Woke representation / casting
Colorblind casting inserts Black actresses into English noble and widow roles in a 1290 medieval English world, creating visible modern diversity that stands out as an anachronistic production choice even if secondary to the plot.
Woke political dialogue
A gratuitous central speech has Birdy explicitly assert that women “are people” and not commodities to be priced or controlled by men, accompanied by other anachronistic consent and autonomy lines that read as inserted contemporary activist phrasing.

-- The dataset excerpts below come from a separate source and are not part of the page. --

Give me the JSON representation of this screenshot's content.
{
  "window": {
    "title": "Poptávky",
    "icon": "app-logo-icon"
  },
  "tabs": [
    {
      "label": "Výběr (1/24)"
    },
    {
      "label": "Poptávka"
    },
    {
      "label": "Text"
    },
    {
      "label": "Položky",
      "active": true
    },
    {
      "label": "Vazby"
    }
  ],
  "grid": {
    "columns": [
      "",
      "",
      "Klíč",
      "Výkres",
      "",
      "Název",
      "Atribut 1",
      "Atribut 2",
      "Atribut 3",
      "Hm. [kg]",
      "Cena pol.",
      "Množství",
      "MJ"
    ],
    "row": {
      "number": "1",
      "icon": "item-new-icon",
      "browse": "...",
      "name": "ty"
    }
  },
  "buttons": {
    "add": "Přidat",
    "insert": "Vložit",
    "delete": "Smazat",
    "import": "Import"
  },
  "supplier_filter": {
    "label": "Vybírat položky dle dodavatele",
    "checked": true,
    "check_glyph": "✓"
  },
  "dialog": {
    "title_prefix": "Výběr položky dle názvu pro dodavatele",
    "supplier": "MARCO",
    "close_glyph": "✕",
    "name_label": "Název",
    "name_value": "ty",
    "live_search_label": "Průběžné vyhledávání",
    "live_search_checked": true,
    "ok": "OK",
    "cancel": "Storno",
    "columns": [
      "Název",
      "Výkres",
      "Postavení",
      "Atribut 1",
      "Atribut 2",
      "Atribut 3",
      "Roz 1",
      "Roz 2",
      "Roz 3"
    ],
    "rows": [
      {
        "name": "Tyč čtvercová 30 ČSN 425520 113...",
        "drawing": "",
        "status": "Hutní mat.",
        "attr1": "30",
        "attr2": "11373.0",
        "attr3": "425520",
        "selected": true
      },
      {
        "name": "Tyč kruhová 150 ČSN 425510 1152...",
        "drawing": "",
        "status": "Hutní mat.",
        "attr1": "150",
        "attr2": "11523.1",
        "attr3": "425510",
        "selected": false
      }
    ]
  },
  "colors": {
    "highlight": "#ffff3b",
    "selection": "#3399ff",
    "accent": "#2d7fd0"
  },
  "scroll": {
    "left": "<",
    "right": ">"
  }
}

Identity-driven story themes
The entire narrative engine is a teenage girl’s clever, sustained rebellion against arranged marriage and traditional female expectations, repeatedly framing female wit, bodily knowledge, and agency as superior to male authority and patriarchal traps in classic empowerment style.
Western institutional / cultural critique
The film critiques feudal patriarchy and debt-driven arranged marriages as systems that treat daughters as property, portraying traditional gender roles and paternal control as inherently unjust and limiting through a modern feminist lens.
Woke character or canon changes
Minor anachronisms and updated dialogue tone were added to the 1994 source novel, but no major race or gender swaps of iconic characters or plot reversals occurred that drew public debate.
Anti-woke backlash and complaints
Virtually no measurable backlash treating the film as pushing woke, activist, or identity-political content; coverage stayed positive with only scattered notes on heavy-handedness, rendering any anti-woke reaction fringe or nonexistent.
Creator track record context
Lena Dunham’s career shows a consistent pattern of centering feminist critique, female bodily autonomy, and resistance to patriarchal norms across *Girls* and her writing; this project fits that established voice directly.